Beirut: Two enormous explosions devastated Beirut’s port on Tuesday, leaving at least 73 people dead and thousands injured, shaking distant buildings and spreading panic and chaos across the Lebanese capital.
The second blast sent an enormous orange fireball into the sky, flattened the harbourside and drove a tornado-like shockwave through the city, shattering windows kilometres (miles) away.
Bloodied and dazed wounded stumbled among the debris, glass shards and burning buildings in central Beirut as the health ministry reported 73 dead and 3,700 injured and the minister bemoaned “a disaster in every sense of the word”.
A soldier at the port, where relatives of the missing scrambled for news of their loved ones, told AFP: “It’s a catastrophe inside. There are corpses on the ground. Ambulances are still lifting the dead.”
The blasts were heard throughout the small country and as far away as Nicosia on the eastern Mediterranean island of Cyprus, 240 kilometres (150 miles) away.
“It was like an atomic bomb,” said Makrouhie Yerganian, a retired schoolteacher in her mid-70s who has lived near the port for decades.

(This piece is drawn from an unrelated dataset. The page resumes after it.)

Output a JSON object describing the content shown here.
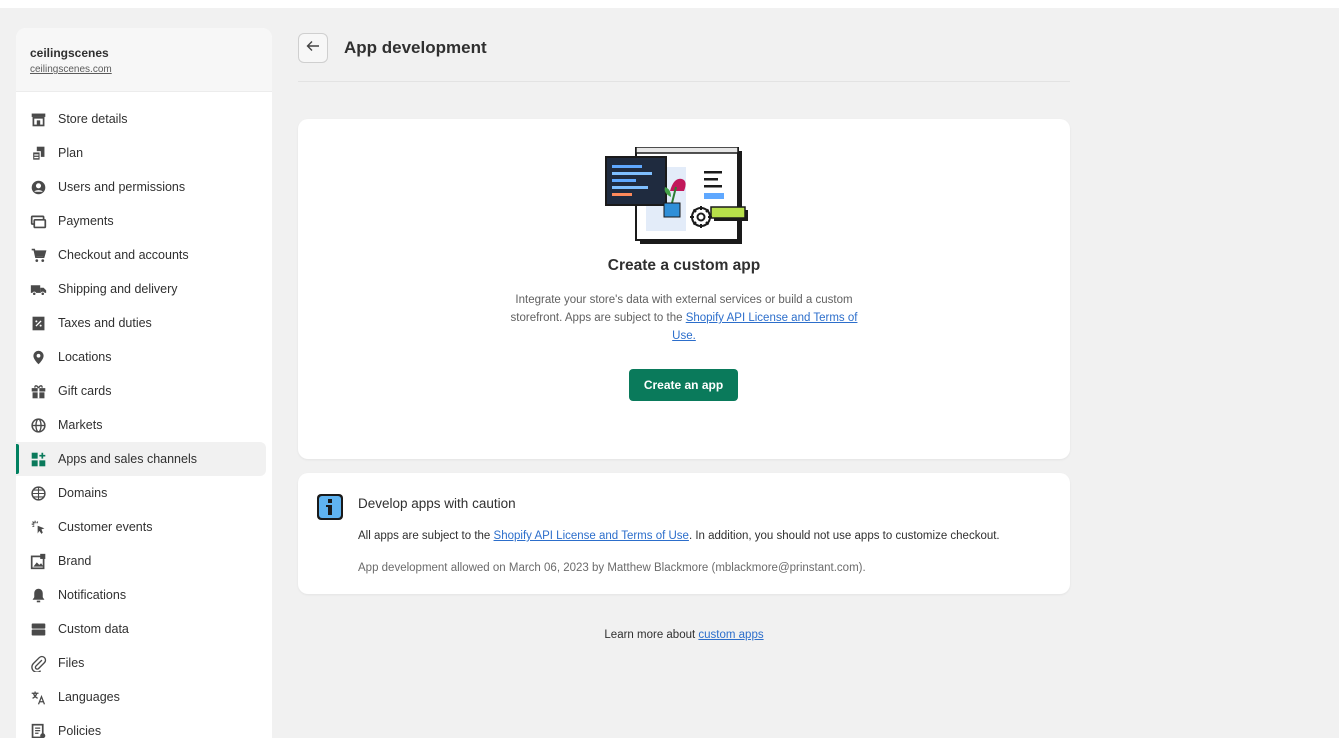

“I’ve experienced everything, but nothing like this before,” even during the country’s 1975-1990 civil war, she said. “All the buildings around here have collapsed.”
Her 91-year-old uncle, who lived in the same building, was wounded in the blast and later died.
The cause of the explosions was not immediately clear but a top official, General Security chief Abbas Ibrahim, said confiscated explosive materials had been stored at the city’s port.